Die Staatsanwaltschaft verurteilt den Autofahrer wegen Vereitelung von Massnahmen zur Feststellung der Fahrunfähigkeit und pflichtwidrigen Verhaltens nach einem Unfall mit Fremdschaden zu einer bedingten Geldstrafe sowie zu einer Busse. Das Bezirksgericht reduziert die Busse, bestätigt im Übrigen aber den Strafbefehl. Das Kantonsgericht weist die Berufung des Autofahrers ab. Dieser erhebt Beschwerde in Strafsachen am Bundesgericht.

Atemalkoholprobe bereits bei kleinem Sachschaden möglich

Bei einem Fahrzeugunfall mit Sachschaden ist die Polizei zwingend zu verständigen, wenn der Schädiger den Geschädigten nicht benachrichtigen kann. Wie das Bundesgericht in ständiger Rechtsprechung festhält, gilt dies auch, wenn der Schaden gering ist. Gemäss der neueren bundesgerichtlichen Rechtsprechung muss «grundsätzlich bereits mit der Anordnung einer Atemalkoholkontrolle gerechnet werden, wenn ein Fahrzeugführer in einen Unfall verwickelt ist».

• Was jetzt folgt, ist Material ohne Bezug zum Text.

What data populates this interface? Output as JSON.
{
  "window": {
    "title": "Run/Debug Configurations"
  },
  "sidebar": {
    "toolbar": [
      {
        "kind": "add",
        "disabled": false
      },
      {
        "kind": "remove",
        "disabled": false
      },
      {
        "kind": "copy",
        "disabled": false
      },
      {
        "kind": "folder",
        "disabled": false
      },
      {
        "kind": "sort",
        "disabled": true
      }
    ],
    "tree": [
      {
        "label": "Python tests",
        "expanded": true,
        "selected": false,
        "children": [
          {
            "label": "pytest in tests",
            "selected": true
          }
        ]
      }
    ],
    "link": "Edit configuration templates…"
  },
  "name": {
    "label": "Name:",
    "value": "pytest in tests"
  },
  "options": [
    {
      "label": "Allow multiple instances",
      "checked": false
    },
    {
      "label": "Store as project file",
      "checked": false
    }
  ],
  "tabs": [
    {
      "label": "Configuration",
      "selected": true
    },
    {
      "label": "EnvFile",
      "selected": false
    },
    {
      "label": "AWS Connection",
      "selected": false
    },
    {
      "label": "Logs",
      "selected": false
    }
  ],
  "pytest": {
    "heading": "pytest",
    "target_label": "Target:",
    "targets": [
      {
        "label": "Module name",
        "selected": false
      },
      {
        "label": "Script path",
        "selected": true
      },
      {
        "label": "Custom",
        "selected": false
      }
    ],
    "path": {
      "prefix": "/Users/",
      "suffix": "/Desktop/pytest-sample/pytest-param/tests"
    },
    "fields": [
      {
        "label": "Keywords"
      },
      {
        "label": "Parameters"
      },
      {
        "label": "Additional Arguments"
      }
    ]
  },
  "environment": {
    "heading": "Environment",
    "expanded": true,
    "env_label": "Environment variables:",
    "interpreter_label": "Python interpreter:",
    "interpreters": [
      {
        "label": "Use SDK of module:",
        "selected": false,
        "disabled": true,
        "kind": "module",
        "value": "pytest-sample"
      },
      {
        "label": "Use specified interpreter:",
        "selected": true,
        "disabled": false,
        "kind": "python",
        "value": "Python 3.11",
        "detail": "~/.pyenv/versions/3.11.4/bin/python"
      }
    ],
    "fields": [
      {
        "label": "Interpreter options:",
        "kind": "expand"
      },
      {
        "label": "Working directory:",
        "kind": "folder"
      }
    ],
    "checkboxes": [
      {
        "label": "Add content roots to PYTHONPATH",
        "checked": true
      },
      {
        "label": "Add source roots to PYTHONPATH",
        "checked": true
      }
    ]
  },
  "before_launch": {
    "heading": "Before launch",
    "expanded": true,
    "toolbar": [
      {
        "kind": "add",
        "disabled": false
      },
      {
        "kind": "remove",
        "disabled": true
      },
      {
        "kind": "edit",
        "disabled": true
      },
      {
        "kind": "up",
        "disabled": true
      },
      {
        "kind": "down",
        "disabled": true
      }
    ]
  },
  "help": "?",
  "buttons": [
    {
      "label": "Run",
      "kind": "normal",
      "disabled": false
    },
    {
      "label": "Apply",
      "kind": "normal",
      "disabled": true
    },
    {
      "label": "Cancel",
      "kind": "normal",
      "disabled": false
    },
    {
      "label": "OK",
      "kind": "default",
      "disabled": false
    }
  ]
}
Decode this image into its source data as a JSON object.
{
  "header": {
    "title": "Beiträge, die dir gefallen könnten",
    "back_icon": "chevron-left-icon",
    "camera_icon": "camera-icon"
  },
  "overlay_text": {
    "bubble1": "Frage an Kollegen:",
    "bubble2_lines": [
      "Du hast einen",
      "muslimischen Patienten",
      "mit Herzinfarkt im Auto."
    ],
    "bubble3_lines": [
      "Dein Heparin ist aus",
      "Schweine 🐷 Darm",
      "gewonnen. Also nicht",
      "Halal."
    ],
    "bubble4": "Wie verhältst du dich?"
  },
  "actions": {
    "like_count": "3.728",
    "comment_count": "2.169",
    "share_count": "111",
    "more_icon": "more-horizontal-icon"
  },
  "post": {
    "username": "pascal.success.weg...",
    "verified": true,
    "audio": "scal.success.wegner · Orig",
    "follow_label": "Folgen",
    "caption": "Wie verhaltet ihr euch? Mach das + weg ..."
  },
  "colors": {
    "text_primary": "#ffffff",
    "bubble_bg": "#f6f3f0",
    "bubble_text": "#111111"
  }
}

Ohne Sachschaden muss Unfallverursacher Polizei nicht verständigen

Die Polizei stellt in ihrem Bericht fest, dass der Sachschaden kaum erkennbar gewesen und nicht ermittelbar sei, welcher Schaden neu durch das Touchieren entstanden sei. Wenn aber kein Sachschaden entstanden sei, so das Bundesgericht, habe der Fahrzeugführer weder die Polizei verständigen müssen noch sei «der objektive Tatbestand der Vereitelung einer Massnahme zur Feststellung der Fahrunfähigkeit» erfüllt.

Das Bundesgericht hebt die Verurteilung wegen pflichtwidrigen Verhaltens und Vereitelung von Massnahmen zur Feststellung der Fahrunfähigkeit auf und verpflichtet den Kanton Luzern zur Bezahlung einer Parteientschädigung von CHF 2 595.55.